GENOVA — Rivoluzione alla Carige. Flavio Repetto, presidente della Fondazione, primo azionista della banca con il 47% del capitale, chiama alla presidenza dell’istituto il principe Cesare Castelbarco Albani, attuale presidente della controllata Carige Italia e membro uscente del cda di Carige, agente marittimo, uomo di grandi relazioni istituzionali e finanziarie, con solidi legami sulla piazza milanese. Il suo vice sarà
l’ex presidente della Provincia di Genova e parlamentare del Pd Alessandro Repetto, anch’egli nel cda della banca. Una nomina che ha spaccato la Fondazione (respinta la richiesta di rinvio del voto, 5 a favore e 3 contrari) ma che segna la fine del lungo regno di Giovanni Berneschi, per oltre 20 anni alla guida operativa e strategica di Carige (anche se il banchiere non ha alcuna intenzione di passare la mano in silenzio e prepara le contromosse per le prossime settimane). Ci sarà ancora battaglia, e sarà dura, come peraltro già emerso lunedì scorso, durante un ruvido consiglio di amministrazione in cui gli ispettori di Bankitalia hanno consegnato una relazione che non ammette fraintendimenti e ordina alla banca di correre al più presto ai ripari, concentrandosi sull’attività primaria, abbandonando le assicurazioni, dando maggiore solidità al patrimonio e soprattutto “rettificando” la voce crediti attraverso il rafforzamento degli accantonamenti.
Per la nomina ufficiale del nuovo consiglio bisognerà attendere l’assemblea dei soci il 30 settembre. Ma la Fondazione ha fatto ciò che era di sua competenza: preparare una lista di sette nomi, indicando ai primi due posti il presidente e il vicepresidente della banca. Dei sette consiglieri uscenti di nomina Fondazione (quattro competono ai soci francesi e quattro ai privati) l’inossidabile presidente (82 anni, sempre al timone del colosso dolciario Elah-Dufour-Novi) ha scelto di confermarne soltanto due, Repetto, “promosso” vicepresidente e Luigi Gastaldi. Per il resto, cambio radicale.
La lista che si apre con il nome di Castelbarco, infatti, indica in seconda posizione Repetto, che sarà il nuovo vicepresidente al posto di Alessandro Scajola, fratello dell’ex ministro Claudio. E a completare l’elenco, oltre a Gastaldi, Giuseppe Zampini (ad di Ansaldo Energia e presidente di Confindustria Genova), Lorenzo Cuocolo, Elena Vasco e Evelina Christillin (già alla guida delle olimpiadi invernali di Torino 2006).
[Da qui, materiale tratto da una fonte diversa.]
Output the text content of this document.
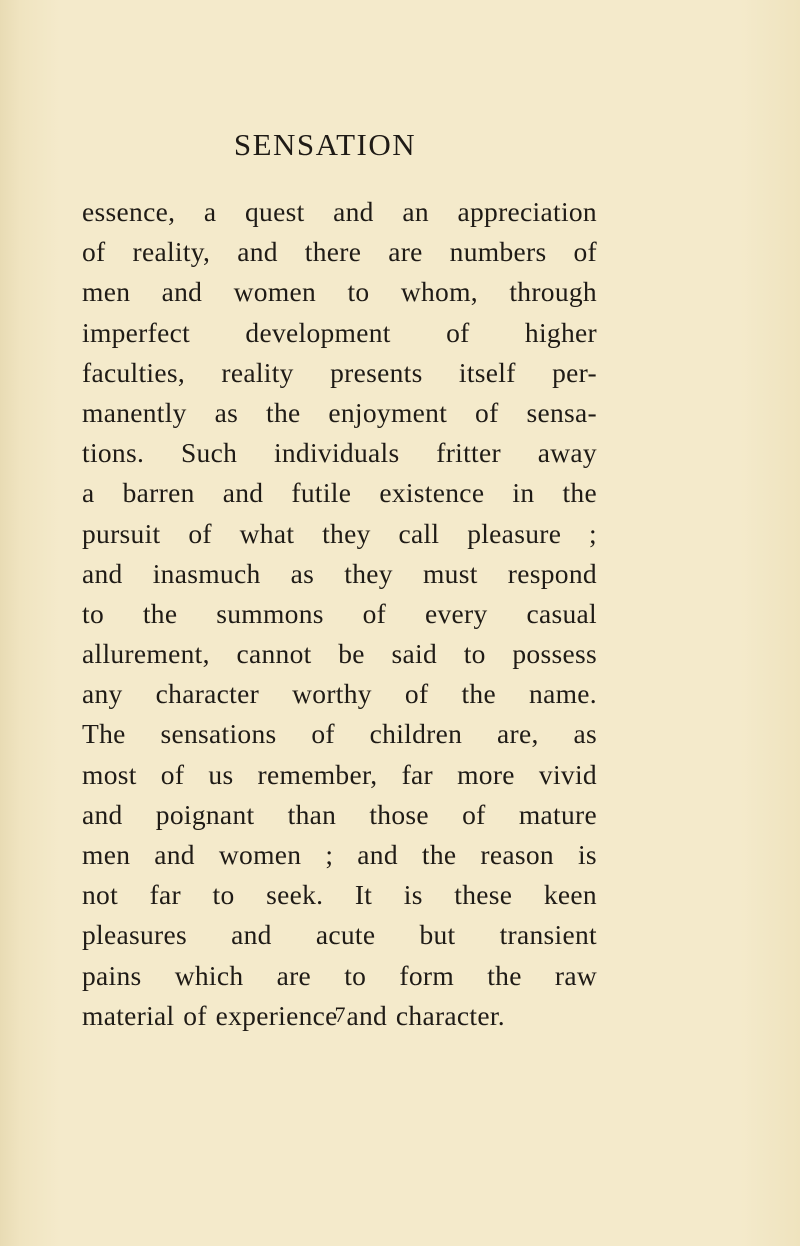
SENSATION
essence, a quest and an appreciation
of reality, and there are numbers of
men and women to whom, through
imperfect development of higher
faculties, reality presents itself per-
manently as the enjoyment of sensa-
tions. Such individuals fritter away
a barren and futile existence in the
pursuit of what they call pleasure ;
and inasmuch as they must respond
to the summons of every casual
allurement, cannot be said to possess
any character worthy of the name.
The sensations of children are, as
most of us remember, far more vivid
and poignant than those of mature
men and women ; and the reason is
not far to seek. It is these keen
pleasures and acute but transient
pains which are to form the raw
material of experience and character.
7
«L’indipendenza di Carige resta fondamentale per la Liguria – commenta Flavio Repetto – Ma per la via della ripresa si può anche ragionare con nuovi soci». Partner amici, per far scendere la quota della Fondazione, senza alterare gli assetti di potere. Per completare il nuovo assetto della
governance, intanto, così come imposto da Bankitalia, bisognerà procedere con una nuova ripartizione del potere. O, meglio, con una tripartizione: presidente e vicepresidente, infatti, avranno compiti istituzionali e di relazioni con i soci, mentre la gestione operativa dovrà essere affidata a un amministratore delegato o (come nel caso di Carige) un direttore generale (l’attuale è Ennio La Monica). Non è possibile per statuto inserire una nuova figura al vertice: o si conferma La Monica o si procede con la scelta di un nuovo manager. E il tempo massimo in cui verrà presa questa decisione sarà un mese.